私にとってアナログディスク再生とは(デザインのこと・その1)
音がなによりも最優先──,という時期があった。
音が良ければ、それもそうとうに良ければ、少しばかりデザインに不満を感じても、
音を優先していた。
たどかばボンジョルノのつくるアンプのパネルデザインは、
おそらくボンジョルノ自身の手によるものだろう。
GAS時代のアンプにしても、SUMoになってからのThe Power、The Goldにしても、
ユニークなデザインだと思うけれど、優れたデザインかと問われれば、答に困るところもある。
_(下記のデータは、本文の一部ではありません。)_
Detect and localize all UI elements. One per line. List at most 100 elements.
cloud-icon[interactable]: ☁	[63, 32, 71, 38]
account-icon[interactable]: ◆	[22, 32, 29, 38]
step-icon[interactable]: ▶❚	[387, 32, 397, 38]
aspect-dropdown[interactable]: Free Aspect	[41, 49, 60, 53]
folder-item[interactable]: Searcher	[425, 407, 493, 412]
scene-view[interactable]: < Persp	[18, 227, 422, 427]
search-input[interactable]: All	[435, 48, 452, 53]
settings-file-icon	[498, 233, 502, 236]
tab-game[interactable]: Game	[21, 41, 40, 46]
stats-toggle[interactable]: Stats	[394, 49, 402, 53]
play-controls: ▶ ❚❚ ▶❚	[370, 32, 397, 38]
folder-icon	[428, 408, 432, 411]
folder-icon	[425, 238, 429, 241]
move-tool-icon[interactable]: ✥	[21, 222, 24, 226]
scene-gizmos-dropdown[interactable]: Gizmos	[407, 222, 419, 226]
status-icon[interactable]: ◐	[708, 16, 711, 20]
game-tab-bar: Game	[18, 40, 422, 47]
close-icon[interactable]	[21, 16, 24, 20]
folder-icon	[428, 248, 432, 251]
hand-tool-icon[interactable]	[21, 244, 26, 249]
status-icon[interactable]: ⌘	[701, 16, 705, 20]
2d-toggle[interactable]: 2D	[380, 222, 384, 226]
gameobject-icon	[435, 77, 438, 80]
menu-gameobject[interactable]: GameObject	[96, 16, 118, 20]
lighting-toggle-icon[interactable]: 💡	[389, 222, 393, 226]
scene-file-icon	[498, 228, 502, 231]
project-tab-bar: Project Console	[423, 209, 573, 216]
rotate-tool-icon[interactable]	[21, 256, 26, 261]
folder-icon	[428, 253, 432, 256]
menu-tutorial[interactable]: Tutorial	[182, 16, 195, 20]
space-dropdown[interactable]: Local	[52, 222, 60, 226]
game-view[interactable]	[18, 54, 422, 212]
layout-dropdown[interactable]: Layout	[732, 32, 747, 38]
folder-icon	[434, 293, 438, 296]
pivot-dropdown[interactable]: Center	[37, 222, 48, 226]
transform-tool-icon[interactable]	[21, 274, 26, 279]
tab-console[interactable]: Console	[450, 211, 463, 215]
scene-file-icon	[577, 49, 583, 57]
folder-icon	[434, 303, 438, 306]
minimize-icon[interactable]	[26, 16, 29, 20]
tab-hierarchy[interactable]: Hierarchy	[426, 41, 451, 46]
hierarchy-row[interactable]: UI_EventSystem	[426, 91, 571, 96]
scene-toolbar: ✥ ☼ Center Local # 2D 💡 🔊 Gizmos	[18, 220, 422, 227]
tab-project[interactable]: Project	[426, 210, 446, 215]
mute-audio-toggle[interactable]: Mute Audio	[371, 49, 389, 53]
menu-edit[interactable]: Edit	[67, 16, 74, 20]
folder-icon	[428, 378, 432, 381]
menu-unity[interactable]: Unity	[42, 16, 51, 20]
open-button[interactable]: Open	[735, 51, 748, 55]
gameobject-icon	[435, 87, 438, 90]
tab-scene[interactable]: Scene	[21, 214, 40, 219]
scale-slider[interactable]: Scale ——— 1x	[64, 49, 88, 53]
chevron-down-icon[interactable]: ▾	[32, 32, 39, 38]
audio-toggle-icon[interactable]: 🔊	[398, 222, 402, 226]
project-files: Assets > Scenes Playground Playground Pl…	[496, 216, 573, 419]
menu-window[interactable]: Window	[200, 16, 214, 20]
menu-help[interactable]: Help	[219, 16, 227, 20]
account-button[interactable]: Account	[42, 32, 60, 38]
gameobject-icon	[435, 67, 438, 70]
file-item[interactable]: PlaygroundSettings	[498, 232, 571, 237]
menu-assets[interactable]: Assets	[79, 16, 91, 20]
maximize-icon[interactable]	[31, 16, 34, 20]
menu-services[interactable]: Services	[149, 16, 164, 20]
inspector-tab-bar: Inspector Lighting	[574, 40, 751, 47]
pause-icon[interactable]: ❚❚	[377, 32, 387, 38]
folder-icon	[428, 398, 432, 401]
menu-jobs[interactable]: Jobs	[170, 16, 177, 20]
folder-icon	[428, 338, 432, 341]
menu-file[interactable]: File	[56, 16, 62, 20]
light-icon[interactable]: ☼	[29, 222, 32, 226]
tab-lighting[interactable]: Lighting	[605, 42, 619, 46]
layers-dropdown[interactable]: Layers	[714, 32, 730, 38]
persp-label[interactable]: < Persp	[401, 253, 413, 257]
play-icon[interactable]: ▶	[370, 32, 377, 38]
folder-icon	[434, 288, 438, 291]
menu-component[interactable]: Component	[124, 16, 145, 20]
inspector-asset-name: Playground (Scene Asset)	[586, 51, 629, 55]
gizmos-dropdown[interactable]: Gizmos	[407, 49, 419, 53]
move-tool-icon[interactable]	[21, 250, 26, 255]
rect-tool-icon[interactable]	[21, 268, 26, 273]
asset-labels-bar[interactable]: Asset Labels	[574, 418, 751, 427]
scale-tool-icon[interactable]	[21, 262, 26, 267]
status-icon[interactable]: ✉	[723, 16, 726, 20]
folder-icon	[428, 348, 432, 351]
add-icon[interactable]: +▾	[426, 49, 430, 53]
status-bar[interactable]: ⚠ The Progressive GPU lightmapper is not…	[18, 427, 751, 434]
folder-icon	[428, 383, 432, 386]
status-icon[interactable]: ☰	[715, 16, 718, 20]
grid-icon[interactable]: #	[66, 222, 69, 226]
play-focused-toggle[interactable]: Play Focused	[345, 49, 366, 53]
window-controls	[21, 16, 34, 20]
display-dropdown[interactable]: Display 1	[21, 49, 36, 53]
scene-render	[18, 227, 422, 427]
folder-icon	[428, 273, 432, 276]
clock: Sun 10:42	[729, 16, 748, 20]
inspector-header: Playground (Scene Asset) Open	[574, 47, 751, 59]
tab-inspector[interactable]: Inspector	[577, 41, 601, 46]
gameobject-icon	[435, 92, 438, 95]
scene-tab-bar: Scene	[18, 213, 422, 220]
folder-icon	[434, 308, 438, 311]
でも、ボンジョルノのつくるアンプの音に惚れているということもあるけれど、
なんとも愛矯のあるデザインといえるし、愛着が湧いてくるデザインでもある。
また古い例でもうしわけないが、DBシステムズのコントロールアンプ。
リアパネルはプリント基板にRCAジャックを直接とりつけたてそのまま使うなど、
音質とともにローコストであることも実現しようとしている、このアンプはフロントパネルは、
ひじょうに素っ気ないものである。高級感というものはどこにもない。
でもDBシステムズのDB1 + DB2は、嫌いではない。
どちらかといえば好きなアンプの範疇にはいってくる。
このアンプが19インチの横幅のコントロールアンプだったら、また違ってくるのだが、
なにしろDB1はのサイズは小さい。ここまで割り切ってつくられたアンプだと、これもまた愛着が湧く。
コントロールアンプは、アナログプレーヤーとともに、もっとも直接手でふれることの多いオーディオ機器。
パワーアンプのように目の付かないところに設置することは、まずできない。
アナログプレーヤーとともに目のつくところに置く。
それだけにほんとうに気に入ったものを使いたい。
そう思っていても、意外に許容範囲があって、
これだったら、まぁ許せるかな、というコントロールアンプもいくつか(というよりいくつも)ある。
これは許せない、というコントロールアンプもあることにはあるのだが、
それはアナログプレーヤーにおける「これは許せない」よりも、ずっとゆるいものでもある。